Delta-X

The Delta-X mission seeks to answer this science question: What are the hydrological and ecological processes responsible for the resilience and vulnerability of river deltas to Relative Sea Level Rise (RSLR), and what are their relative contributions to soil elevation?

The mission’s objectives are to evaluate the roles of:
1. Vegetation on soil accretion rates
2. Channel-network density and deltaic island size on soil accretion rates

 

After COVID-19 Delay, Delta-X Field Campaign Begins in Louisiana

Teams are headed out by land, water, and air to collect data that will be used to forecast land gain and loss in the Mississippi River Delta as a result of sea level rise.

NASA Prepares for New Science Flights Above Coastal Louisiana

Delta-X, a new NASA airborne investigation, is preparing to embark on its first field campaign in the Mississippi River Delta in coastal Louisiana.

NASA Embarks on Five U.S. Expeditions Targeting Air, Land and Sea

NASA is sending five airborne campaigns across the United States in 2020 to investigate fundamental processes that ultimately impact human lives and the environment, from snowstorms along the East Coast to ocean eddies off the coast of San Francisco.

Uninhabited Aerial Vehicle Synthetic Aperture Radar

UAVSAR, a reconfigurable, polarimetric L-band synthetic aperture radar (SAR), is specifically designed to acquire airborne repeat track SAR data for differential interferometric measurements.

Differential interferometry can provide key deformation measurements, and is important for studies of earthquakes, volcanoes and other dynamically changing phenomena.

Using precision real-time GPS and a sensor controlled flight management system, the system can fly predefined paths with great precision (to be within a 10 m diameter tube about the desired flight track).

The radar is designed to be operable on a UAV (Uninhabited Aerial Vehicle), but will initially be demonstrated on a NASA Gulfstream III. The radar is fully polarimetric, with a range bandwidth of 80 MHz (2 m range resolution), and a range swath greater than 16 km.

The antenna may be electronically steered along track to assure that the antenna beam can be directed independently, regardless of speed and wind direction.

Other features supported by the antenna include elevation monopulse and pulse-to-pulse re-steering capabilities that will enable some novel modes of operation.

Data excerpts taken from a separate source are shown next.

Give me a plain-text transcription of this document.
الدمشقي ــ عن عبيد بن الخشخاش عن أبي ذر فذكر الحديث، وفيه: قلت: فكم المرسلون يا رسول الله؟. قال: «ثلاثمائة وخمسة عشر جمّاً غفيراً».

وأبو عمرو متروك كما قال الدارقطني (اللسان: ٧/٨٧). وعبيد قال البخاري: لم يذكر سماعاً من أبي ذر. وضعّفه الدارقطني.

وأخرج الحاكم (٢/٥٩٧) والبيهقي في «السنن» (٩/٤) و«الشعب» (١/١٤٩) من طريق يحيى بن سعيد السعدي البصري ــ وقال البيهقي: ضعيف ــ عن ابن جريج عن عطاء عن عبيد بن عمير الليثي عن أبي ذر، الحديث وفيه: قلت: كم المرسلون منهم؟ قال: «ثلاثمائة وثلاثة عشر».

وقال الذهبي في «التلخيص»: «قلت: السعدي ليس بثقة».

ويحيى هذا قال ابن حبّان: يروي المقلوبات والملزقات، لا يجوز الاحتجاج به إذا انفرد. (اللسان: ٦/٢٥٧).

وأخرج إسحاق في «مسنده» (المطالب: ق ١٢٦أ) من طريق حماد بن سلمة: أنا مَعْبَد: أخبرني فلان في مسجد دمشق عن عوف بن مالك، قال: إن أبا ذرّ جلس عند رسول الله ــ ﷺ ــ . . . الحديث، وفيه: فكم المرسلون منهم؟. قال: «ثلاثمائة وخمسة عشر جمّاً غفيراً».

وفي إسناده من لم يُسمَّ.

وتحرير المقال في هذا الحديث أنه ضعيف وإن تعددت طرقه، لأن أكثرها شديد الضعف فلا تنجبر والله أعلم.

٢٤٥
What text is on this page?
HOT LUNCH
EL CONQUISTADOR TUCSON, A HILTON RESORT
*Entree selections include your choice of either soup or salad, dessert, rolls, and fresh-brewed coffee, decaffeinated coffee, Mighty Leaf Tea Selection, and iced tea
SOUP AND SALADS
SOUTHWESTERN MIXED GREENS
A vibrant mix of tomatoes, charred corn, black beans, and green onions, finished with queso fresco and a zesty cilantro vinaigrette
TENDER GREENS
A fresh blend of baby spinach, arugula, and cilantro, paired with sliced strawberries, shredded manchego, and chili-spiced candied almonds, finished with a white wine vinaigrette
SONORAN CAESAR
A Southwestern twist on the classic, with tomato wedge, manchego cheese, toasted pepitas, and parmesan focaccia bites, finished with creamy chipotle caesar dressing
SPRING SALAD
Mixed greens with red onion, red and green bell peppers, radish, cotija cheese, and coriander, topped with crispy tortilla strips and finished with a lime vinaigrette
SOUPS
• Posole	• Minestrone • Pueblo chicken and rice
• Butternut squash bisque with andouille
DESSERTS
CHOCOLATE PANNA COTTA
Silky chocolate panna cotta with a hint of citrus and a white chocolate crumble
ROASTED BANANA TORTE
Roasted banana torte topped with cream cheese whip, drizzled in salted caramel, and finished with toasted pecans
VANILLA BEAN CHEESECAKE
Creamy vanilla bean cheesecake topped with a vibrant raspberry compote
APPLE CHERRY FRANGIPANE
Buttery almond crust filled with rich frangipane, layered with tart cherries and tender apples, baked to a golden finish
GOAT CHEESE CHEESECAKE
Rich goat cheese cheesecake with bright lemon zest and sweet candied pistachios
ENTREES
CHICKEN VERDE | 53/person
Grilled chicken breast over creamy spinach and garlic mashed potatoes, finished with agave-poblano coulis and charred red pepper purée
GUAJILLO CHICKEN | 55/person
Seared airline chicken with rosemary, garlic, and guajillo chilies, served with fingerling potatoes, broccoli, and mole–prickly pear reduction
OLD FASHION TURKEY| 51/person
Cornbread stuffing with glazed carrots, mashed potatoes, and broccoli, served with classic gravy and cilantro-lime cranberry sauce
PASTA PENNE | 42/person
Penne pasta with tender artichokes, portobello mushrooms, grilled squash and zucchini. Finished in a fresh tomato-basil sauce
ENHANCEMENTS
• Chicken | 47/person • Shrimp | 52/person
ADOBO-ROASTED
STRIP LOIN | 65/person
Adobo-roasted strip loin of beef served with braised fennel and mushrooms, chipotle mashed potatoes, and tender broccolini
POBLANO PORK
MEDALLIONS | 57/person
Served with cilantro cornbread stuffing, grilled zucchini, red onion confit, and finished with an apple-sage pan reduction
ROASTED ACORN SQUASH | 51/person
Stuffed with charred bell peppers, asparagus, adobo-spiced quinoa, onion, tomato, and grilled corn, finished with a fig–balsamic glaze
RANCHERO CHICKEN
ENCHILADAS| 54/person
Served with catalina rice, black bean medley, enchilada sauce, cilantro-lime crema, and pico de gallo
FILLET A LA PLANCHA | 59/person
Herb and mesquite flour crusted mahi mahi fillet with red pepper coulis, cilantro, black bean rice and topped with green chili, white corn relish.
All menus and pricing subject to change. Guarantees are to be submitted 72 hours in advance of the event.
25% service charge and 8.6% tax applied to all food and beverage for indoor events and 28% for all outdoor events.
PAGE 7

The system will nominally operate at 41,000 ft (13800 m).

The program began as an Instrument Incubator Project (IIP) funded by NASA Earth Science Technology Office (ESTO). Since 2018, UAVSAR facility instrument suite has been enhanced with two additional bands: P-band (AirMOSS) and Ka-band (GLISTIN-A). The P-band capability was originally added in 2012 to support the EVS-1 AirMOSS mission to observe sub-canopy and subsurface root zone soil moisture. The modification was accomplished by replacing UAVSAR's L-band front-end electronics and antenna with components that operate at P-band (420-440 MHz). The Ka-band single-pass interferometric SAR capability (GLISTIN-A) was added through NASA's Advanced Instrument Technology Transition program (AITT). The horizontally polarized GLISTIN-A (35.62-35.70 GHz) instrument generates high-precision, high resolution, large-swath digital surface models for ice surface topography mapping.